While the present disclosure contains many specific implementation details, these should not be construed as limitations on the scope of what is being claimed, which is defined by the claims themselves, but rather as descriptions of features that may be specific to particular implementations of particular inventions. Certain features that are described in this present disclosure in the context of separate implementations can also be implemented in combination in a single embodiment. Conversely, various features that are described in the context of a single embodiment can also be implemented in multiple implementations separately or in any suitable sub-combination. Moreover, although features may be described above as acting in certain combinations and even initially be claimed as such, one or more features from a claimed combination can in some cases be excised from the combination, and the claim may be directed to a sub-combination or variation of a sub-combination.

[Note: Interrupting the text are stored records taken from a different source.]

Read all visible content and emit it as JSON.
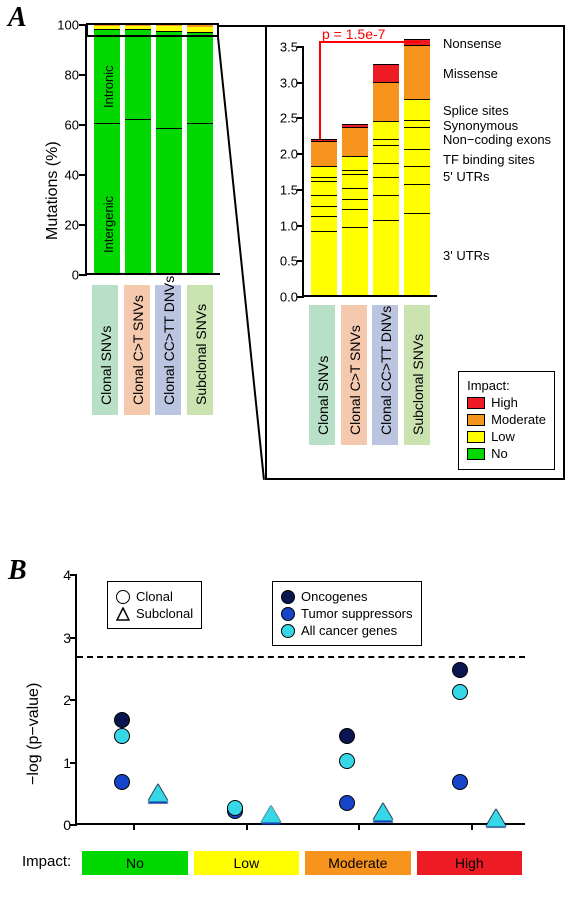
{
  "panelA_label": "A",
  "panelB_label": "B",
  "colors": {
    "high": "#ed1c24",
    "moderate": "#f7941e",
    "low": "#ffff00",
    "no": "#00d800",
    "catbg": [
      "#b8e0c7",
      "#f5c9ae",
      "#bcc5df",
      "#cbe3b1"
    ],
    "oncogenes": "#0a164f",
    "tumorsupp": "#1745c9",
    "allcancer": "#36d8e8"
  },
  "A_left": {
    "ylabel": "Mutations (%)",
    "ymax": 100,
    "yticks": [
      0,
      20,
      40,
      60,
      80,
      100
    ],
    "categories": [
      "Clonal SNVs",
      "Clonal C>T SNVs",
      "Clonal CC>TT DNVs",
      "Subclonal SNVs"
    ],
    "bars": [
      {
        "no_intergenic": 60,
        "no_intronic": 37.8,
        "low": 1.2,
        "moderate": 0.9,
        "high": 0.1
      },
      {
        "no_intergenic": 61.5,
        "no_intronic": 36,
        "low": 1.4,
        "moderate": 1.0,
        "high": 0.1
      },
      {
        "no_intergenic": 58,
        "no_intronic": 38.7,
        "low": 2.0,
        "moderate": 1.1,
        "high": 0.2
      },
      {
        "no_intergenic": 60,
        "no_intronic": 36.4,
        "low": 2.2,
        "moderate": 1.2,
        "high": 0.2
      }
    ],
    "sideLabels": {
      "intergenic": "Intergenic",
      "intronic": "Intronic"
    }
  },
  "A_right": {
    "ymax": 3.5,
    "yticks": [
      0.0,
      0.5,
      1.0,
      1.5,
      2.0,
      2.5,
      3.0,
      3.5
    ],
    "pvalue": "p = 1.5e-7",
    "bars": [
      {
        "segs": [
          0.9,
          0.2,
          0.15,
          0.15,
          0.2,
          0.05,
          0.15,
          0.35,
          0.03
        ]
      },
      {
        "segs": [
          0.95,
          0.25,
          0.15,
          0.15,
          0.2,
          0.05,
          0.2,
          0.4,
          0.05
        ]
      },
      {
        "segs": [
          1.05,
          0.35,
          0.25,
          0.2,
          0.25,
          0.08,
          0.25,
          0.55,
          0.25
        ]
      },
      {
        "segs": [
          1.15,
          0.4,
          0.25,
          0.25,
          0.3,
          0.1,
          0.3,
          0.75,
          0.08
        ]
      }
    ],
    "segColorsIdx": [
      "low",
      "low",
      "low",
      "low",
      "low",
      "low",
      "low",
      "moderate",
      "high"
    ],
    "annotations": [
      "3' UTRs",
      "",
      "5' UTRs",
      "TF binding sites",
      "Non−coding exons",
      "Synonymous",
      "Splice sites",
      "Missense",
      "Nonsense"
    ],
    "legend_title": "Impact:",
    "legend": [
      {
        "label": "High",
        "c": "high"
      },
      {
        "label": "Moderate",
        "c": "moderate"
      },
      {
        "label": "Low",
        "c": "low"
      },
      {
        "label": "No",
        "c": "no"
      }
    ]
  },
  "B": {
    "ylabel": "−log (p−value)",
    "ymax": 4,
    "yticks": [
      0,
      1,
      2,
      3,
      4
    ],
    "dash_y": 2.7,
    "xcats": [
      "No",
      "Low",
      "Moderate",
      "High"
    ],
    "xcolors": [
      "no",
      "low",
      "moderate",
      "high"
    ],
    "impactLabel": "Impact:",
    "legend_shape": [
      {
        "shape": "circle",
        "label": "Clonal"
      },
      {
        "shape": "triangle",
        "label": "Subclonal"
      }
    ],
    "legend_color": [
      {
        "c": "oncogenes",
        "label": "Oncogenes"
      },
      {
        "c": "tumorsupp",
        "label": "Tumor suppressors"
      },
      {
        "c": "allcancer",
        "label": "All cancer genes"
      }
    ],
    "points": [
      {
        "x": 0,
        "off": -0.1,
        "y": 1.65,
        "shape": "circle",
        "c": "oncogenes"
      },
      {
        "x": 0,
        "off": -0.1,
        "y": 0.65,
        "shape": "circle",
        "c": "tumorsupp"
      },
      {
        "x": 0,
        "off": -0.1,
        "y": 1.4,
        "shape": "circle",
        "c": "allcancer"
      },
      {
        "x": 0,
        "off": 0.22,
        "y": 0.5,
        "shape": "triangle",
        "c": "oncogenes"
      },
      {
        "x": 0,
        "off": 0.22,
        "y": 0.45,
        "shape": "triangle",
        "c": "tumorsupp"
      },
      {
        "x": 0,
        "off": 0.22,
        "y": 0.48,
        "shape": "triangle",
        "c": "allcancer"
      },
      {
        "x": 1,
        "off": -0.1,
        "y": 0.22,
        "shape": "circle",
        "c": "oncogenes"
      },
      {
        "x": 1,
        "off": -0.1,
        "y": 0.2,
        "shape": "circle",
        "c": "tumorsupp"
      },
      {
        "x": 1,
        "off": -0.1,
        "y": 0.24,
        "shape": "circle",
        "c": "allcancer"
      },
      {
        "x": 1,
        "off": 0.22,
        "y": 0.15,
        "shape": "triangle",
        "c": "oncogenes"
      },
      {
        "x": 1,
        "off": 0.22,
        "y": 0.12,
        "shape": "triangle",
        "c": "tumorsupp"
      },
      {
        "x": 1,
        "off": 0.22,
        "y": 0.14,
        "shape": "triangle",
        "c": "allcancer"
      },
      {
        "x": 2,
        "off": -0.1,
        "y": 1.4,
        "shape": "circle",
        "c": "oncogenes"
      },
      {
        "x": 2,
        "off": -0.1,
        "y": 0.32,
        "shape": "circle",
        "c": "tumorsupp"
      },
      {
        "x": 2,
        "off": -0.1,
        "y": 1.0,
        "shape": "circle",
        "c": "allcancer"
      },
      {
        "x": 2,
        "off": 0.22,
        "y": 0.2,
        "shape": "triangle",
        "c": "oncogenes"
      },
      {
        "x": 2,
        "off": 0.22,
        "y": 0.14,
        "shape": "triangle",
        "c": "tumorsupp"
      },
      {
        "x": 2,
        "off": 0.22,
        "y": 0.17,
        "shape": "triangle",
        "c": "allcancer"
      },
      {
        "x": 3,
        "off": -0.1,
        "y": 2.45,
        "shape": "circle",
        "c": "oncogenes"
      },
      {
        "x": 3,
        "off": -0.1,
        "y": 0.65,
        "shape": "circle",
        "c": "tumorsupp"
      },
      {
        "x": 3,
        "off": -0.1,
        "y": 2.1,
        "shape": "circle",
        "c": "allcancer"
      },
      {
        "x": 3,
        "off": 0.22,
        "y": 0.1,
        "shape": "triangle",
        "c": "oncogenes"
      },
      {
        "x": 3,
        "off": 0.22,
        "y": 0.06,
        "shape": "triangle",
        "c": "tumorsupp"
      },
      {
        "x": 3,
        "off": 0.22,
        "y": 0.08,
        "shape": "triangle",
        "c": "allcancer"
      }
    ]
  }
}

Similarly, while operations are depicted in the drawings and recited in the claims in a particular order, this should not be understood as requiring that such operations be performed in the particular order shown or in sequential order, or that all illustrated operations be performed, to achieve desirable results. In certain circumstances, multitasking and parallel processing may be advantageous. Moreover, the separation of various system modules and components in the implementations described above should not be understood as requiring such separation in all implementations, and it should be understood that the described program components and systems can generally be integrated together in a single software product or packaged into multiple software products.

Particular implementations of the subject matter have been described. Other implementations also are within the scope of the following claims. For example, the actions recited in the claims can be performed in a different order and still achieve desirable results. As one example, the processes depicted in the accompanying figures do not necessarily require the particular order shown, or sequential order, to achieve desirable results. In some cases, multitasking and parallel processing may be advantageous.

The breadth and scope of the present disclosure should not be limited by any of the above-described exemplary implementations, but should be defined only in accordance with the following claims and their equivalents.